I rather despised myself last week for watching The 34 Stone Teenager - Six Months On but even though I knew it was wrong, I couldn't help myself. It caught up with Bethany, who at 19 had hit the titular 34 stone. Her periods had stopped and the amount she was comfort-eating every day would feed a village in India for a week. Desperate to shed 20 stone, she had part of her stomach removed and, by the end of the catch-up, had shed quite a lot of weight, though she was still obese.

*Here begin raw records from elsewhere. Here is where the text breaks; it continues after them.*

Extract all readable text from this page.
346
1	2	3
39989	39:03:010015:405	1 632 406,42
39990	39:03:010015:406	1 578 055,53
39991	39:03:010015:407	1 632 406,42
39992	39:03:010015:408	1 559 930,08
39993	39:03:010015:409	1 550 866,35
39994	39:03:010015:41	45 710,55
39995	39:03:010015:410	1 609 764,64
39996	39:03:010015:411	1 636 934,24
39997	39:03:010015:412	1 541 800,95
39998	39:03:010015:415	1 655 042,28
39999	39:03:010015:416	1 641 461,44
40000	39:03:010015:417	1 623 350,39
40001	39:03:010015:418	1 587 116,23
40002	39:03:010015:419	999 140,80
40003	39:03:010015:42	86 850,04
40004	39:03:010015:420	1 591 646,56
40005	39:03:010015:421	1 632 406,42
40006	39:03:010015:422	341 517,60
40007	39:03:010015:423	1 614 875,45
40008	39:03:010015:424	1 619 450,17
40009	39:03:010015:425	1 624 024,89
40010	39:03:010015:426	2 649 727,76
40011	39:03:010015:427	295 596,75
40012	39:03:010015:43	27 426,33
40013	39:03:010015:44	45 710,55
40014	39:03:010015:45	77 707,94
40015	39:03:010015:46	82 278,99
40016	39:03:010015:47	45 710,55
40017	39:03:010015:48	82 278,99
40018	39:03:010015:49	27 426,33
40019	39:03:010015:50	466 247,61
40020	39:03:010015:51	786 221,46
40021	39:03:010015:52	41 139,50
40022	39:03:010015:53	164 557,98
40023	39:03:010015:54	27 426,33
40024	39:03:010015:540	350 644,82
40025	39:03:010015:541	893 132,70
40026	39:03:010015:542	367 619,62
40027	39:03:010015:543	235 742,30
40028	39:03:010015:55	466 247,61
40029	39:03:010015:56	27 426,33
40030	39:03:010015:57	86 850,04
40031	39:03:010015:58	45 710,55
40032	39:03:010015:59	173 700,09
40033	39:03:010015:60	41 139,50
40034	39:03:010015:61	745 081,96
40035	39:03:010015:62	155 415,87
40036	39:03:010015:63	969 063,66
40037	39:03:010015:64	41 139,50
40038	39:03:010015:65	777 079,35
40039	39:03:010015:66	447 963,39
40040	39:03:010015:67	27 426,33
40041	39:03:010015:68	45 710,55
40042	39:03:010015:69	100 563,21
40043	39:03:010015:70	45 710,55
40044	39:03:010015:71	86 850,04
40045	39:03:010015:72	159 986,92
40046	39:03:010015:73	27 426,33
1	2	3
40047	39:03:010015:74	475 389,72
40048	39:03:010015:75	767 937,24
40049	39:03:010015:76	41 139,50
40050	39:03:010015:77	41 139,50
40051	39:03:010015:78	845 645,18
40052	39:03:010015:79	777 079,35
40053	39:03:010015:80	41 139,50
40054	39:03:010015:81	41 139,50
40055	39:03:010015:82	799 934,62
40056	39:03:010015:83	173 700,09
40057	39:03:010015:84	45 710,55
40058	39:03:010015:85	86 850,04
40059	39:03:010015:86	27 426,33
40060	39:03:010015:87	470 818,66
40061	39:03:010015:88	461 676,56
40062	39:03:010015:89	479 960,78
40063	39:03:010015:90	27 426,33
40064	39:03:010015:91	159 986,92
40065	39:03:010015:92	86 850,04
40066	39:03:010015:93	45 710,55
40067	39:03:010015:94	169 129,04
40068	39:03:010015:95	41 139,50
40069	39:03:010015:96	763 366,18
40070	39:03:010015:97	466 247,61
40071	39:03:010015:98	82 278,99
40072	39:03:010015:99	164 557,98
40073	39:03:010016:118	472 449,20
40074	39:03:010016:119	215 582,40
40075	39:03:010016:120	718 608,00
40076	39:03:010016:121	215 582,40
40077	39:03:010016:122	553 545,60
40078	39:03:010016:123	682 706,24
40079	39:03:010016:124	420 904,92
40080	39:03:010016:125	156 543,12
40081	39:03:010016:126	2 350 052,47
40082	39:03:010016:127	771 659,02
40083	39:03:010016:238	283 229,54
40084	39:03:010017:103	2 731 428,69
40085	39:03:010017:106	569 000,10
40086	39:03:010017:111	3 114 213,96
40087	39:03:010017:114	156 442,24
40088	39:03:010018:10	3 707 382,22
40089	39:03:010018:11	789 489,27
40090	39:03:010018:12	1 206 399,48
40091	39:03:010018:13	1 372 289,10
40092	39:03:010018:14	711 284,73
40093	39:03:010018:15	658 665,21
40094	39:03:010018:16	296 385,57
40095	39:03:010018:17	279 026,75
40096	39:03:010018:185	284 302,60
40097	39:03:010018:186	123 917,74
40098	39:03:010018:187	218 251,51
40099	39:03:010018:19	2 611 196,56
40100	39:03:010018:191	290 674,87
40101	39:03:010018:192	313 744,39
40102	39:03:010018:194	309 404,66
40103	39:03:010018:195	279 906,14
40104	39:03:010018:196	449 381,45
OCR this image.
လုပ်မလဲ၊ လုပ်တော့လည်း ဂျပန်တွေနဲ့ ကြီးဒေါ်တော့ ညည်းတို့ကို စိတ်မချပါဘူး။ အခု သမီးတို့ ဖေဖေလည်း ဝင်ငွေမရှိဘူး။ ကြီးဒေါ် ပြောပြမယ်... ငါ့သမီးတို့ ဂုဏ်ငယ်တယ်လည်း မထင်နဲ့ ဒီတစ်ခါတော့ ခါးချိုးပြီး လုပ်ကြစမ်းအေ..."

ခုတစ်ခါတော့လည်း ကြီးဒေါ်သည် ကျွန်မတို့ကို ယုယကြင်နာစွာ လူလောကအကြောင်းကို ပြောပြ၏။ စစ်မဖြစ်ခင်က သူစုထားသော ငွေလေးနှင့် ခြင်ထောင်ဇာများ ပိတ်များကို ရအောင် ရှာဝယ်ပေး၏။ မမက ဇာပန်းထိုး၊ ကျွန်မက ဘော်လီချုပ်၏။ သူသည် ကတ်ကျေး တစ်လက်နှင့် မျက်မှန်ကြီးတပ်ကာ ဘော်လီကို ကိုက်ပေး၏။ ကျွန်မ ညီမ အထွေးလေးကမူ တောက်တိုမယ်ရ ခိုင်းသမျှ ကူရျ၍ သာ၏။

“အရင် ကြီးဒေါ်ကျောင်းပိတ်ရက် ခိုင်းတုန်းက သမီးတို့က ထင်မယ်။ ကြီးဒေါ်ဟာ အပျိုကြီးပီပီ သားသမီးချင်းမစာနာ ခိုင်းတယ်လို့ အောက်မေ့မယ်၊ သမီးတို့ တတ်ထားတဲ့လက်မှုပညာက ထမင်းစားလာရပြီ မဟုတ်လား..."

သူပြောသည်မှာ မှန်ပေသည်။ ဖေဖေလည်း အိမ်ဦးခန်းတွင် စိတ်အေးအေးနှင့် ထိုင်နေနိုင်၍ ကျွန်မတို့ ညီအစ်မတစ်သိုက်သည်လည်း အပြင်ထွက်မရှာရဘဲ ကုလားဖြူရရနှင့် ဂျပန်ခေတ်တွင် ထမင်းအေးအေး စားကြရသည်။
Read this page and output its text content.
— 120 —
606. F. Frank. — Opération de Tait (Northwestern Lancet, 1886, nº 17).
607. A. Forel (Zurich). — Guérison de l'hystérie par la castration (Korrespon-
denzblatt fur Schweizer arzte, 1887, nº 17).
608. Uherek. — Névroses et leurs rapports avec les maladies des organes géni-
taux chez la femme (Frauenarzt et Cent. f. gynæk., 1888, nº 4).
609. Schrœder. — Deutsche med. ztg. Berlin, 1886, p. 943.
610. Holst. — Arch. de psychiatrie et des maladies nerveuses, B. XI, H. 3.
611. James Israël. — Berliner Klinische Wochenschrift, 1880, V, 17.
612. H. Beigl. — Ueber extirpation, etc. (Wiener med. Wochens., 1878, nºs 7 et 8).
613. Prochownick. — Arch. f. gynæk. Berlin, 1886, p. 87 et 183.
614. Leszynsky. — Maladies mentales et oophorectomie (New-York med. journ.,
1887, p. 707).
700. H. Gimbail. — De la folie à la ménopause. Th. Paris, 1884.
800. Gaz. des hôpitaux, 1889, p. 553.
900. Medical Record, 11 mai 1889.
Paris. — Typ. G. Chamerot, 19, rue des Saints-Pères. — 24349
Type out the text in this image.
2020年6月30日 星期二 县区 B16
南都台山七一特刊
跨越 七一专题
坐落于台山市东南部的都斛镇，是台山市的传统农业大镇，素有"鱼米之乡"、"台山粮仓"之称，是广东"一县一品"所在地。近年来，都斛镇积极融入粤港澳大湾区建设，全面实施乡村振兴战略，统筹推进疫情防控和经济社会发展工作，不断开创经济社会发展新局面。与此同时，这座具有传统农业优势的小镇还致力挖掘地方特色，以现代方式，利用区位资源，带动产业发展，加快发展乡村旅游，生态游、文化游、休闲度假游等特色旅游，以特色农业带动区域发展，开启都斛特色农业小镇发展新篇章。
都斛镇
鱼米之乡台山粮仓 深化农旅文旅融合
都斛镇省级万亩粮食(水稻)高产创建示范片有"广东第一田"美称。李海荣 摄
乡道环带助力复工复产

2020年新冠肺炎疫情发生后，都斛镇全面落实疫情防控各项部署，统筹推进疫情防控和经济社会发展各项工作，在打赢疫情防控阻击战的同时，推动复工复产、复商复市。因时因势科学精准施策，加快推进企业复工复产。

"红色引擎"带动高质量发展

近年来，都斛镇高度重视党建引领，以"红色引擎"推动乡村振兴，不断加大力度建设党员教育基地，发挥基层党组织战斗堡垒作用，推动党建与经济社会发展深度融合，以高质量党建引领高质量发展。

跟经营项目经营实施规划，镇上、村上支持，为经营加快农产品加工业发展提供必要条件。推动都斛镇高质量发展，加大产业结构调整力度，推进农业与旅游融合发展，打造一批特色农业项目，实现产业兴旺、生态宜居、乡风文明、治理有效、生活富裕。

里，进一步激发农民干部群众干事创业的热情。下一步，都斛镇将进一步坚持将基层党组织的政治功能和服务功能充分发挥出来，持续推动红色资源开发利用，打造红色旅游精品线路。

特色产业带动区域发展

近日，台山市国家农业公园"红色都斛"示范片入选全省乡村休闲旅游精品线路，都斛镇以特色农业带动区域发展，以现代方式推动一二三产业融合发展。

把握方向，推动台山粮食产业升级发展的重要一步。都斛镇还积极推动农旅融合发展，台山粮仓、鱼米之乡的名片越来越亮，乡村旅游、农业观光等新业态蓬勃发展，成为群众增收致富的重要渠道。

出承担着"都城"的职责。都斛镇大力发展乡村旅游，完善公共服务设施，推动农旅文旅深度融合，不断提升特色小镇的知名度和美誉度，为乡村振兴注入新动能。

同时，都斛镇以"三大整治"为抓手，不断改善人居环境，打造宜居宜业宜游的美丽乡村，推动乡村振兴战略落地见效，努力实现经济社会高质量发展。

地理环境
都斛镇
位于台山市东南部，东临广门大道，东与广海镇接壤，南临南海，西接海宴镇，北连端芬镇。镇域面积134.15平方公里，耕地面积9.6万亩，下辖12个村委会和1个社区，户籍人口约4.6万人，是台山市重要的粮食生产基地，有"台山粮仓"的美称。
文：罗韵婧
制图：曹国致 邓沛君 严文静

Why do we watch programmes like this? Channel 4's Bodyshock series is no less a freak show than the documentary featuring Bethany. In recent weeks, Channel 4 has bought us the fattest boy in the world (sic), a baby with two heads and a family of children with the rare premature-ageing condition of progeria. Last Thursday, BBC3 boasted F*** off I'm A Hairy Woman (Thursday BBC3 9pm). These are the modern equivalent of Georgian London's freak shows, when you could see giants and freaks in return for a few coins. Why do we feel the need to gawp at people less fortunate than us? Modern documentaries do their best to offer something redemptive at the end - Bethany's weight loss, for example, and the astonishing survival of the little girl after her second head was removed - but really, we're just seeking reassurance. My arse may be a bit lardier than I like but it's nowhere near the size of Bethany's. And I eat fruit, so I must be a better person, right?
At their heart, they're about making us feel better about ourselves - superior, even. I'd never allow a kid of mine to get to the size Jambik, the subject of the Bodyshock documentary on the world's biggest child, attained: he's 16 stone at seven years old. Would that make me a better parent than Jambik's mum, who clearly loves him and wants what she thinks is the best for him?
I certainly feel better about the size of my bottom when I watch a documentary about someone who is hugely obese, but better about myself? I don't think so - these films make me feel dirty.